You must perform appropriate statistical methods (from descriptive statistics, simpler methods e.g., univariate tests, to more complex multivariate models) to investigate this research question and report your findings. Statistical analysis will be carried out using a standard platform such as R, STATA, SPSS and SAS. You have to first set the data as ‘survival data’. You need to perform the analysis and report the results using suitable tables and graphical summary. You need to test the assumptions of the model or other diagnostic statistics where necessary. You also need to produce a regression equation where applicable. Finally, you have to present the command file of your statistical  package (either R, STATA, SPSS or SAS) as an appendix.
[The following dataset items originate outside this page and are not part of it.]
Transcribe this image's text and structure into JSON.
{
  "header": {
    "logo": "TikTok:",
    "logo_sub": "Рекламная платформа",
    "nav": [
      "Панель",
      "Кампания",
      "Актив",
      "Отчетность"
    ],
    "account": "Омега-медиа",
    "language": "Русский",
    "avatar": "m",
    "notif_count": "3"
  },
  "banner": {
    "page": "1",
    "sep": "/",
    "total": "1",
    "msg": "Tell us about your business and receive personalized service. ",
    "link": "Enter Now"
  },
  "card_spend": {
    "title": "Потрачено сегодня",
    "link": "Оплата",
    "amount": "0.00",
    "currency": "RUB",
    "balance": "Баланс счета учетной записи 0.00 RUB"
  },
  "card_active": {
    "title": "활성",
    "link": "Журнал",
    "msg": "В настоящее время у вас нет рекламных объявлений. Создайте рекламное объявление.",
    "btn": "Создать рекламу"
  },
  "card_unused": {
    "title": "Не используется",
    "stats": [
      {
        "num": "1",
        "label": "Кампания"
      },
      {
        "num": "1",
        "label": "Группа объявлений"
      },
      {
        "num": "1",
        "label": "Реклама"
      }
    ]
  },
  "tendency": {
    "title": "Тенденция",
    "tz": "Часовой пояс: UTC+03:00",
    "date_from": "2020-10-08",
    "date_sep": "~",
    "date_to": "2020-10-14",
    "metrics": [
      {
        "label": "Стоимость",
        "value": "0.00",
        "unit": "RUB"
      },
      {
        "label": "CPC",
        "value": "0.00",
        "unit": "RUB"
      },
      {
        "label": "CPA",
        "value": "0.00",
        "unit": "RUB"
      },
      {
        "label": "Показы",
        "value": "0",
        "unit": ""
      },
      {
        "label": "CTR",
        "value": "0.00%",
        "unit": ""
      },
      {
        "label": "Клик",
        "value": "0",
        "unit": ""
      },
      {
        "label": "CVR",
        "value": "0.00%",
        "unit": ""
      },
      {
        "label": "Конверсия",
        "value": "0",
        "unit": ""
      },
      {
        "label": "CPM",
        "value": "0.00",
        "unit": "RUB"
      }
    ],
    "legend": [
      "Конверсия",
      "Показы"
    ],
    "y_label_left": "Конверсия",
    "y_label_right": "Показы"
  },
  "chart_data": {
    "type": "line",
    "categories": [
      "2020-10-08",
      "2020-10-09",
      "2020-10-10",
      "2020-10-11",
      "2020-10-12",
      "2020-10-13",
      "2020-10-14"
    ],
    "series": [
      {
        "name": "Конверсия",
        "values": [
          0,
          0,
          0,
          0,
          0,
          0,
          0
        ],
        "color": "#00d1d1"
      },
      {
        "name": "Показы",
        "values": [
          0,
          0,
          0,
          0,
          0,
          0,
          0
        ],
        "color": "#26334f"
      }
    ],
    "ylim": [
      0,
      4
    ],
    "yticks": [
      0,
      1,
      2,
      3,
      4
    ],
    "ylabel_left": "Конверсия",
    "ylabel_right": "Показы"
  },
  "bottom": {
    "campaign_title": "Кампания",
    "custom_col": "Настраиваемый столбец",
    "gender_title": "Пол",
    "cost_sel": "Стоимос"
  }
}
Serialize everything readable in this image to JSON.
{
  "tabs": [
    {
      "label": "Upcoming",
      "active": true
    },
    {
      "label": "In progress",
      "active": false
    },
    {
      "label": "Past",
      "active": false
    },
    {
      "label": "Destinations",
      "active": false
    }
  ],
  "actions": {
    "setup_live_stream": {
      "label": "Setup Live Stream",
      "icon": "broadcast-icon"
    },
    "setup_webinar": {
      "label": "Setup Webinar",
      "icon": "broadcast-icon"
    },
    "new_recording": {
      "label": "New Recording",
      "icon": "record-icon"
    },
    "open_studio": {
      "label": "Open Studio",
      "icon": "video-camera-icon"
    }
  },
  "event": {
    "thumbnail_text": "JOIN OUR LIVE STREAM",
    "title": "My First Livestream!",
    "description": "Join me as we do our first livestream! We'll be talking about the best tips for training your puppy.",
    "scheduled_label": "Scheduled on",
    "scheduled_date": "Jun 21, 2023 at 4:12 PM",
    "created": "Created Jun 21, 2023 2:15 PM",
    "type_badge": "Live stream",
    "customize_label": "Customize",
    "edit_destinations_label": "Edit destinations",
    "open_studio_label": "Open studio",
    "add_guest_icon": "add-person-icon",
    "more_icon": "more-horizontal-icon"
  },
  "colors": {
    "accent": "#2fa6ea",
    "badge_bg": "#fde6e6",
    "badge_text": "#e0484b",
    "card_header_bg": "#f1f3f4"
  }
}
You are expected to participate in the manuscript preparation for this study for an academic publication. As a biostatistician, you are  responsible for the writing of the Method and Results Sections (including the tables for descriptive statistics and tables/figures for inferential statistics, etc.). Also, you need to provide your interpretations on the findings. You are particularly encouraged to produce tables/figures for data summary, however, the maximum allowed is six. This work should be no more than 1,200 words (excluding tables, figures, command coding or references).

This task comprises 40% of your total grade for the module. Your answers will be assessed using the XJTLU Assessment Criteria released to you previously.

NOTE: All students are not allowed for any form of academic offence—including, but not limited to, collusion with other students and the undeclared use of generative artificial intelligence — is strictly prohibited and will be investigated under the University’ s Academic Misconduct Regulations.

Submission

You need to submit one document, containing the report, related tables/figures, and the command file, in PDF.  The document should be named .pdf. For example, APH415 assignment two, 123456789.pdf.

You must submit your work via Learning Mall Online. All penalties for late or incomplete submission apply.